MICROSOFT CHIEF executive Steven A. Ballmer said yesterday that there is "much, much, much" left to do to protect computer users from viruses, worms and other malicious software.
He outlined new steps the company plans to take to address this problem -- while acknow-ledging that these changes cannot solve it.
"There is no silver bullet," Ballmer said in a speech at the company's Worldwide Partner Conference in New Orleans. "Even if all the vulnerabilities were fixed tomorrow morning in all of the products, there's still 600 million computers... that would not have all of these vulnerabilities patched."
NOT DOING ENOUGH
Recent devastating software worms and viruses have earned Microsoft intense criticism, as well as a class-action lawsuit filed in Los Angeles Superior Court last week that accuses the company of not doing enough to guard the personal information of Windows users.
Ballmer described several changes to Microsoft's security strategy. He said the Redmond, Washington, company will issue security updates on a monthly schedule, except in "emergency" situations, to make it easier for users to keep their personal computers up to date.

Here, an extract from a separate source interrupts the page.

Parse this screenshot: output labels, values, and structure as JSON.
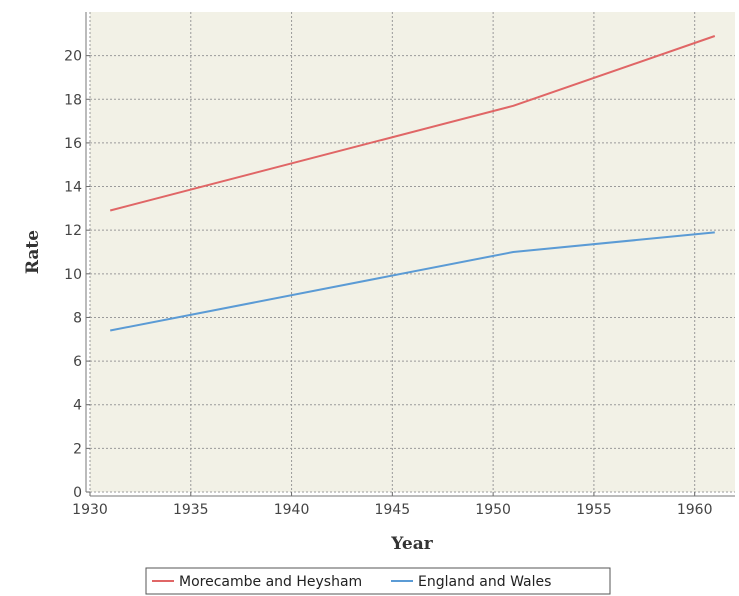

It will ship Windows with security precautions activated that are now left off will also said the company will release security-focused updates to Microsoft Windows XP and Windows Server 2003 in the first half of next year.
Computer security "is without question the number one priority for the company," Mike Nash, vice president of Microsoft's security business unit, said in a phone interview after Ballmer's speech. He added that employees from across the company had been pulled to work on security efforts.
Ballmer said that, since most virus and worm attacks come only after vulnerabilities have been disclosed by the company or by security researchers, Microsoft is working with computer-security firms to make sure that they do not announce vulnerabilities before Microsoft has designed a fix.
"I wish those people just would be quiet," he said of computer researchers who publish vulnerabilities in Microsoft's products. "It would be best for the world. That's not going to happen, so we have to work in the right fashion with these security researchers."
But no matter how fast Microsoft pushes out patches, users still have to install them - something Microsoft is trying to address with a new educational campaign that Ballmer also announced yesterday.
"I think people are taking computer security a bit more seriously; some of our clients are still cleaning up from the Blaster virus," said Josh Pennell, chief executive and founder of computer security firm IOActive Inc. "Computer security is almost like car insurance. Nobody wants it until their car gets totalled."
Jeff Jones, senior director of trustworthy computing at Microsoft, said earlier this week that his company had seen an increase in the numbers of users downloading security patches after an outbreak of viruses that began in August. "I hesitate to speculate on whether there is long-term learning going on there," he added.
Ken Dunham, director of malicious code at iDefence Inc., a computer security firm based in Reston, said Microsoft's plan to release only monthly updates "may give hackers extended time to exploit a vulnerability before a patch is released."
Other security professionals noted the lack of specifics in Ballmer's speech.
"There wasn't any detail to what kind of tools they will provide," said Richard Ku, product manager at Trend Micro Inc., a developer of anti-virus software. "Announcements never secured anything," said Bruce Schneier, founder and chief technology office of Counterpane Internet Security Inc. "The fact that some guy gets on stage and says a bunch of words does not make your computer secure."
Michael Frodyma, president of BooNet Inc., an Internet service provider based in Bethesda, said he worries about the unintended consequence of Microsoft's security patches. Some have disabled the computers of his customers - who have then blamed his firm for the problem. "One is frightened of what's around the next corner with Microsoft," he said. "You wake up the next day and suddenly something isn't working."